E a realidade demonstra que o contrato de emprego, que foi mote para a autonomia do direito do trabalho e para a criação de uma justiça especial, socialmente onerosa, cujo custeio anual gasta uma quantidade de dinheiro público superior ao reinvindicado por sua clientela, gerando uma curiosa constatação de que seria menos dispendioso pagar todas as reclamações trabalhistas, tendo ou não razão os reclamantes. E, pior, essa justiça não se constituiu na negação nem na superação dos contratos civis tradicionais.
E a pergunta que não cala: não sendo suas características factuais nada diferentes das do contrato civil de locação de mão de obra, nem mesmo dos contratos dos ditos trabalhadores autônomos; sendo todos estes instrumentos contratuais caracterizados pelas subordinações jurídica e econômica, aprazadas ou sem prazos de duração, o que ainda sustenta a sua regulamentação especial?
Não são poucos os doutrinadores que atribuíram natureza socializante ao direito do trabalho e, por conseqüência, na normatização das relações de trabalho que o contrato de trabalho regula. Creio, na verdade, no contrário: o direito do trabalho sempre legitimou o modo de produção capitalista e a ele é inerente.

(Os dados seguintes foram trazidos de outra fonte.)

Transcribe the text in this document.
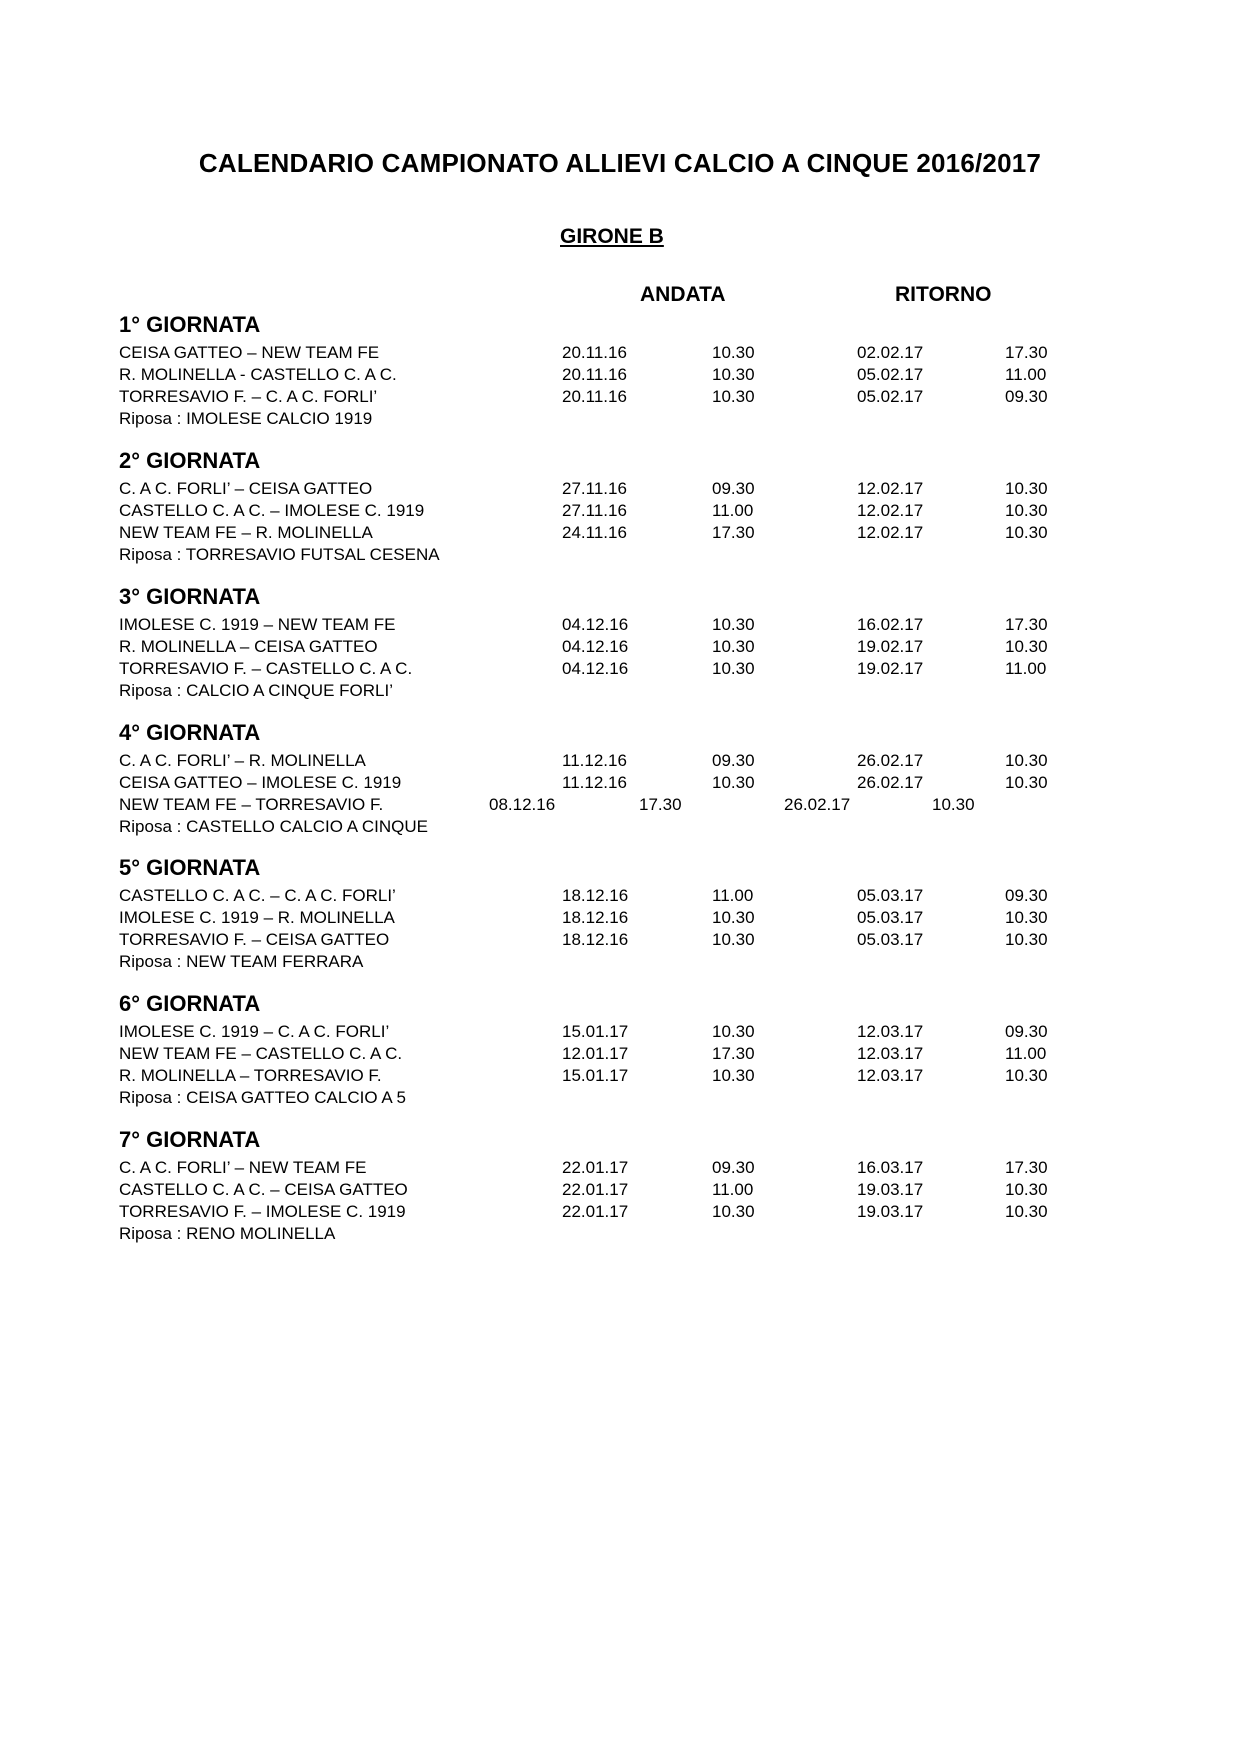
CALENDARIO CAMPIONATO ALLIEVI CALCIO A CINQUE 2016/2017
GIRONE B
ANDATA	RITORNO
1° GIORNATA
CEISA GATTEO – NEW TEAM FE	20.11.16	10.30	02.02.17	17.30
R. MOLINELLA - CASTELLO C. A C.	20.11.16	10.30	05.02.17	11.00
TORRESAVIO F. – C. A C. FORLI’	20.11.16	10.30	05.02.17	09.30
Riposa : IMOLESE CALCIO 1919
2° GIORNATA
C. A C. FORLI’ – CEISA GATTEO	27.11.16	09.30	12.02.17	10.30
CASTELLO C. A C. – IMOLESE C. 1919	27.11.16	11.00	12.02.17	10.30
NEW TEAM FE – R. MOLINELLA	24.11.16	17.30	12.02.17	10.30
Riposa : TORRESAVIO FUTSAL CESENA
3° GIORNATA
IMOLESE C. 1919 – NEW TEAM FE	04.12.16	10.30	16.02.17	17.30
R. MOLINELLA – CEISA GATTEO	04.12.16	10.30	19.02.17	10.30
TORRESAVIO F. – CASTELLO C. A C.	04.12.16	10.30	19.02.17	11.00
Riposa : CALCIO A CINQUE FORLI’
4° GIORNATA
C. A C. FORLI’ – R. MOLINELLA	11.12.16	09.30	26.02.17	10.30
CEISA GATTEO – IMOLESE C. 1919	11.12.16	10.30	26.02.17	10.30
NEW TEAM FE – TORRESAVIO F.	08.12.16	17.30	26.02.17	10.30
Riposa : CASTELLO CALCIO A CINQUE
5° GIORNATA
CASTELLO C. A C. – C. A C. FORLI’	18.12.16	11.00	05.03.17	09.30
IMOLESE C. 1919 – R. MOLINELLA	18.12.16	10.30	05.03.17	10.30
TORRESAVIO F. – CEISA GATTEO	18.12.16	10.30	05.03.17	10.30
Riposa : NEW TEAM FERRARA
6° GIORNATA
IMOLESE C. 1919 – C. A C. FORLI’	15.01.17	10.30	12.03.17	09.30
NEW TEAM FE – CASTELLO C. A C.	12.01.17	17.30	12.03.17	11.00
R. MOLINELLA – TORRESAVIO F.	15.01.17	10.30	12.03.17	10.30
Riposa : CEISA GATTEO CALCIO A 5
7° GIORNATA
C. A C. FORLI’ – NEW TEAM FE	22.01.17	09.30	16.03.17	17.30
CASTELLO C. A C. – CEISA GATTEO	22.01.17	11.00	19.03.17	10.30
TORRESAVIO F. – IMOLESE C. 1919	22.01.17	10.30	19.03.17	10.30
Riposa : RENO MOLINELLA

Mas são muito poucos os doutrinadores que pregam autonomia plena do direito do trabalho. Nas palavras de KROTOSCHIN em seu Tratado, “não é um direito asilado que se desenvolveu e prossegue se desenvolvendo em estreito contato com outros ramos jurídicos...precisa ser completado pelos conceitos e considerações de outras partes do ordenamento jurídico...Não é um direito de exceção.”
Mas este autor completa com um principal vértice: “É um direito singular, especial, que derroga o direito comum enquanto este não coincide com os fins que aquele persegue, mas que no mais guarda estreito contato com o ordenamento jurídico geral”.

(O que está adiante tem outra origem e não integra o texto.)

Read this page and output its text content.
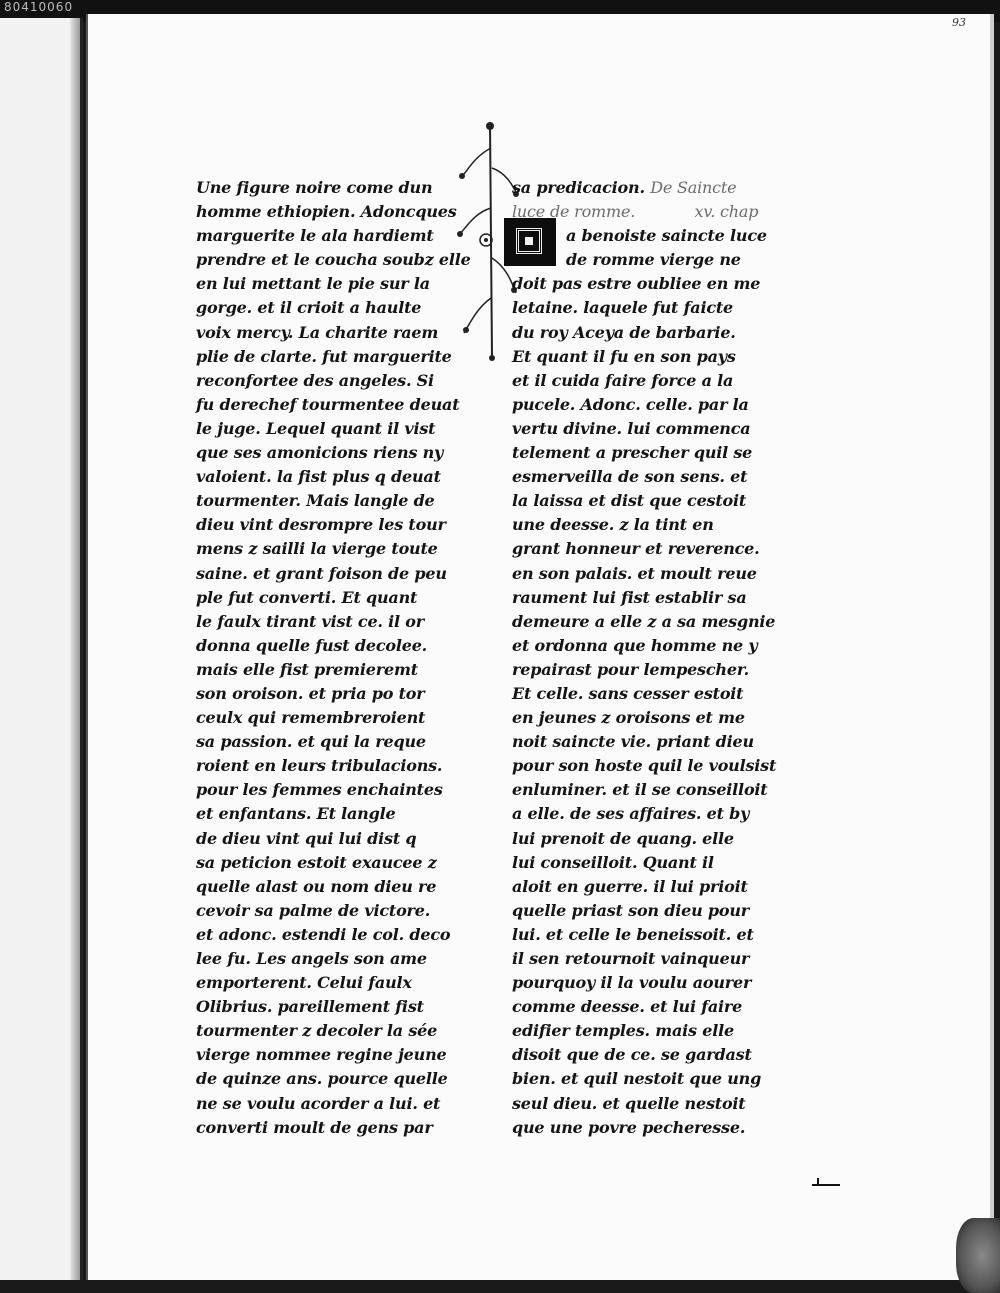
80410060
93
Une figure noire come dun
homme ethiopien. Adoncques
marguerite le ala hardiemt
prendre et le coucha soubz elle
en lui mettant le pie sur la
gorge. et il crioit a haulte
voix mercy. La charite raem
plie de clarte. fut marguerite
reconfortee des angeles. Si
fu derechef tourmentee deuat
le juge. Lequel quant il vist
que ses amonicions riens ny
valoient. la fist plus q deuat
tourmenter. Mais langle de
dieu vint desrompre les tour
mens z sailli la vierge toute
saine. et grant foison de peu
ple fut converti. Et quant
le faulx tirant vist ce. il or
donna quelle fust decolee.
mais elle fist premieremt
son oroison. et pria po tor
ceulx qui remembreroient
sa passion. et qui la reque
roient en leurs tribulacions.
pour les femmes enchaintes
et enfantans. Et langle
de dieu vint qui lui dist q
sa peticion estoit exaucee z
quelle alast ou nom dieu re
cevoir sa palme de victore.
et adonc. estendi le col. deco
lee fu. Les angels son ame
emporterent. Celui faulx
Olibrius. pareillement fist
tourmenter z decoler la sée
vierge nommee regine jeune
de quinze ans. pource quelle
ne se voulu acorder a lui. et
converti moult de gens par
sa predicacion. De Saincte
luce de romme.	xv. chap
a benoiste saincte luce
de romme vierge ne
doit pas estre oubliee en me
letaine. laquele fut faicte
du roy Aceya de barbarie.
Et quant il fu en son pays
et il cuida faire force a la
pucele. Adonc. celle. par la
vertu divine. lui commenca
telement a prescher quil se
esmerveilla de son sens. et
la laissa et dist que cestoit
une deesse. z la tint en
grant honneur et reverence.
en son palais. et moult reue
raument lui fist establir sa
demeure a elle z a sa mesgnie
et ordonna que homme ne y
repairast pour lempescher.
Et celle. sans cesser estoit
en jeunes z oroisons et me
noit saincte vie. priant dieu
pour son hoste quil le voulsist
enluminer. et il se conseilloit
a elle. de ses affaires. et by
lui prenoit de quang. elle
lui conseilloit. Quant il
aloit en guerre. il lui prioit
quelle priast son dieu pour
lui. et celle le beneissoit. et
il sen retournoit vainqueur
pourquoy il la voulu aourer
comme deesse. et lui faire
edifier temples. mais elle
disoit que de ce. se gardast
bien. et quil nestoit que ung
seul dieu. et quelle nestoit
que une povre pecheresse.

Daí se pode concluir que só se justificam as especialidade e autonomia do direito do trabalho ao confrontar suas normas com as normas de direito comum e, principalmente, ao conferi-las se atendem ao fim que lhe tornou especial e pretendiam torná-lo autônomo.

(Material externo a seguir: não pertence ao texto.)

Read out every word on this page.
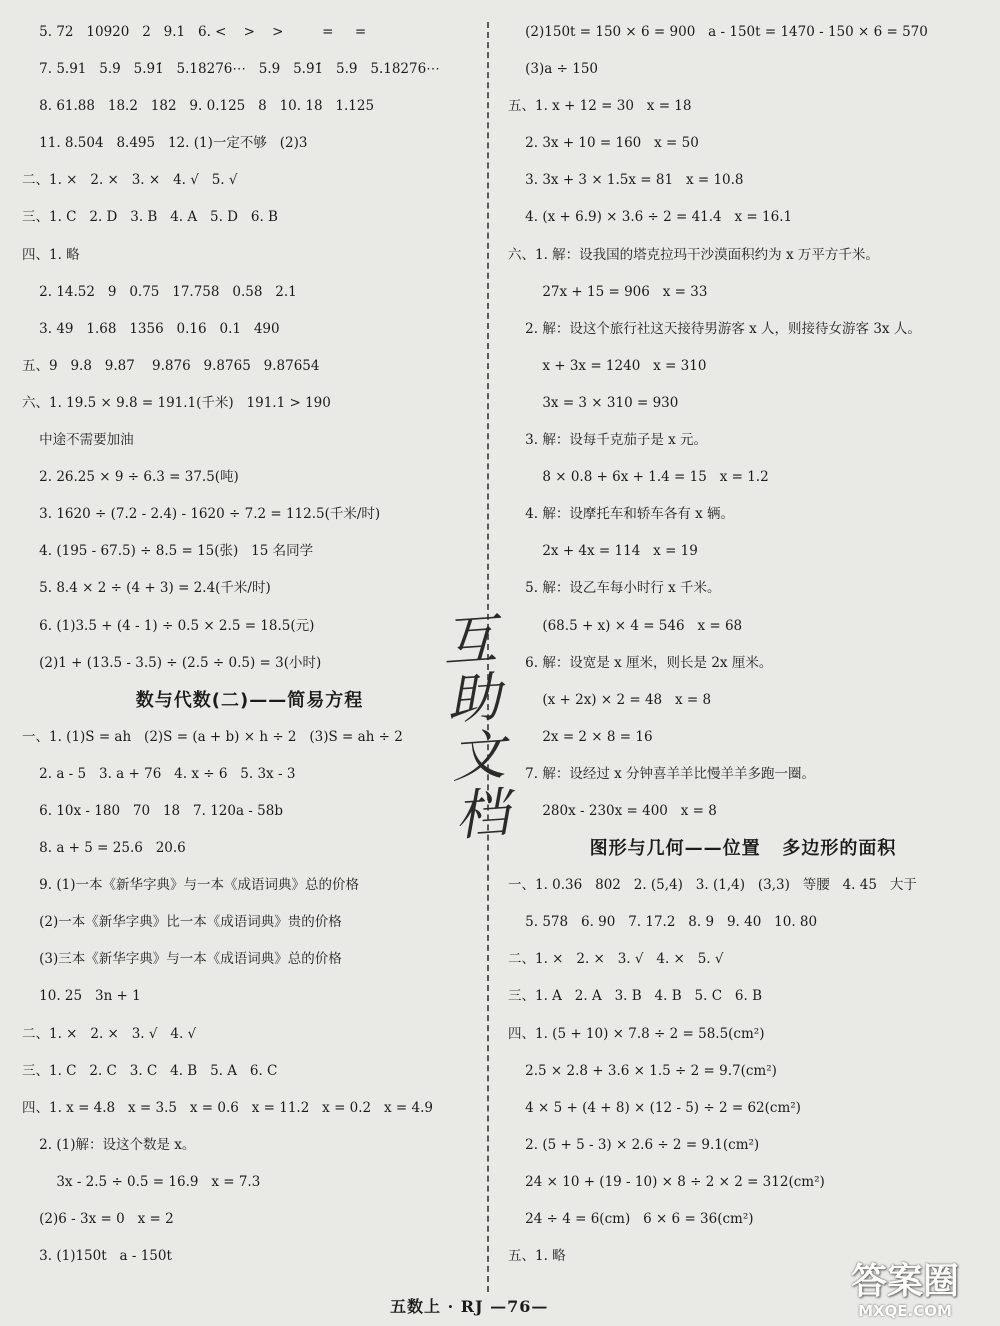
5. 72   10920   2   9.1   6. <    >    >         =     =
7. 5.91   5.9̇   5.9̇1̇   5.18276⋯   5.9   5.9̇1̇   5.9̇   5.18276⋯
8. 61.88   18.2   182   9. 0.125   8   10. 18   1.125
11. 8.504   8.495   12. (1)一定不够   (2)3
二、1. ×   2. ×   3. ×   4. √   5. √
三、1. C   2. D   3. B   4. A   5. D   6. B
四、1. 略
2. 14.52   9   0.75   17.758   0.58   2.1
3. 49   1.68   1356   0.16   0.1   490
五、9   9.8   9.87    9.876   9.8765   9.87654
六、1. 19.5 × 9.8 = 191.1(千米)   191.1 > 190
中途不需要加油
2. 26.25 × 9 ÷ 6.3 = 37.5(吨)
3. 1620 ÷ (7.2 - 2.4) - 1620 ÷ 7.2 = 112.5(千米/时)
4. (195 - 67.5) ÷ 8.5 = 15(张)   15 名同学
5. 8.4 × 2 ÷ (4 + 3) = 2.4(千米/时)
6. (1)3.5 + (4 - 1) ÷ 0.5 × 2.5 = 18.5(元)
(2)1 + (13.5 - 3.5) ÷ (2.5 ÷ 0.5) = 3(小时)
数与代数(二)——简易方程
一、1. (1)S = ah   (2)S = (a + b) × h ÷ 2   (3)S = ah ÷ 2
2. a - 5   3. a + 76   4. x ÷ 6   5. 3x - 3
6. 10x - 180   70   18   7. 120a - 58b
8. a + 5 = 25.6   20.6
9. (1)一本《新华字典》与一本《成语词典》总的价格
(2)一本《新华字典》比一本《成语词典》贵的价格
(3)三本《新华字典》与一本《成语词典》总的价格
10. 25   3n + 1
二、1. ×   2. ×   3. √   4. √
三、1. C   2. C   3. C   4. B   5. A   6. C
四、1. x = 4.8   x = 3.5   x = 0.6   x = 11.2   x = 0.2   x = 4.9
2. (1)解：设这个数是 x。
3x - 2.5 ÷ 0.5 = 16.9   x = 7.3
(2)6 - 3x = 0   x = 2
3. (1)150t   a - 150t
(2)150t = 150 × 6 = 900   a - 150t = 1470 - 150 × 6 = 570
(3)a ÷ 150
五、1. x + 12 = 30   x = 18
2. 3x + 10 = 160   x = 50
3. 3x + 3 × 1.5x = 81   x = 10.8
4. (x + 6.9) × 3.6 ÷ 2 = 41.4   x = 16.1
六、1. 解：设我国的塔克拉玛干沙漠面积约为 x 万平方千米。
27x + 15 = 906   x = 33
2. 解：设这个旅行社这天接待男游客 x 人，则接待女游客 3x 人。
x + 3x = 1240   x = 310
3x = 3 × 310 = 930
3. 解：设每千克茄子是 x 元。
8 × 0.8 + 6x + 1.4 = 15   x = 1.2
4. 解：设摩托车和轿车各有 x 辆。
2x + 4x = 114   x = 19
5. 解：设乙车每小时行 x 千米。
(68.5 + x) × 4 = 546   x = 68
6. 解：设宽是 x 厘米，则长是 2x 厘米。
(x + 2x) × 2 = 48   x = 8
2x = 2 × 8 = 16
7. 解：设经过 x 分钟喜羊羊比慢羊羊多跑一圈。
280x - 230x = 400   x = 8
图形与几何——位置   多边形的面积
一、1. 0.36   802   2. (5,4)   3. (1,4)   (3,3)   等腰   4. 45   大于
5. 578   6. 90   7. 17.2   8. 9   9. 40   10. 80
二、1. ×   2. ×   3. √   4. ×   5. √
三、1. A   2. A   3. B   4. B   5. C   6. B
四、1. (5 + 10) × 7.8 ÷ 2 = 58.5(cm²)
2.5 × 2.8 + 3.6 × 1.5 ÷ 2 = 9.7(cm²)
4 × 5 + (4 + 8) × (12 - 5) ÷ 2 = 62(cm²)
2. (5 + 5 - 3) × 2.6 ÷ 2 = 9.1(cm²)
24 × 10 + (19 - 10) × 8 ÷ 2 × 2 = 312(cm²)
24 ÷ 4 = 6(cm)   6 × 6 = 36(cm²)
五、1. 略
互
助
文
档
五数上 · RJ —76—
答案圈
MXQE.COM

Mas, como verificamos, não só o direito do trabalho, mas seus legisladores, seus tribunais, seus doutrinadores abandonaram o fim que lhe tornava especial, como também, lamentavelmente, este direito que se pretendia autônomo está sendo superado pelo direito comum que gradativamente aumenta seu caráter protecionista aos economicamente mais débeis nas relações jurídicas.
Está por demais evidente que a ação do Estado liberal, hoje neoliberal, se subordina aos interesses corporativos com suas leis de mercado e seu mercantilismo tecnicista e o direito do trabalho agoniza neste processo, sendo absolutamente incapaz de amenizar a injustiça inerente ao modo de produção capitalista.
Isto dito por GABRIELA VÁZQUEZ clama reflexão:
“Não se despreza a possibilidade de “voltar os olhos” para o direito civil, para extrair de sua frutífera função tuitiva, institutos que, adaptados aos perfis específicos do direito individual ou coletivo do trabalho, rendam idêntico resultado, atender aos reclamos de justiça social e constituam canais de reconhecimento da função social da propriedade privada.”
Entendam os advogados e os sindicatos que, se tal for desprezado, o direito do trabalho passará de hoje agonizante a um amanhã morto. E que entendam os tribunais trabalhistas a responsabilidade que têm com a ampliação de sua competência material, superando a viela estreita do contrato de emprego e que caminhem firmes na esplanada que lhes está sendo aberta de julgar toda controvérsia de qualquer trabalho humano.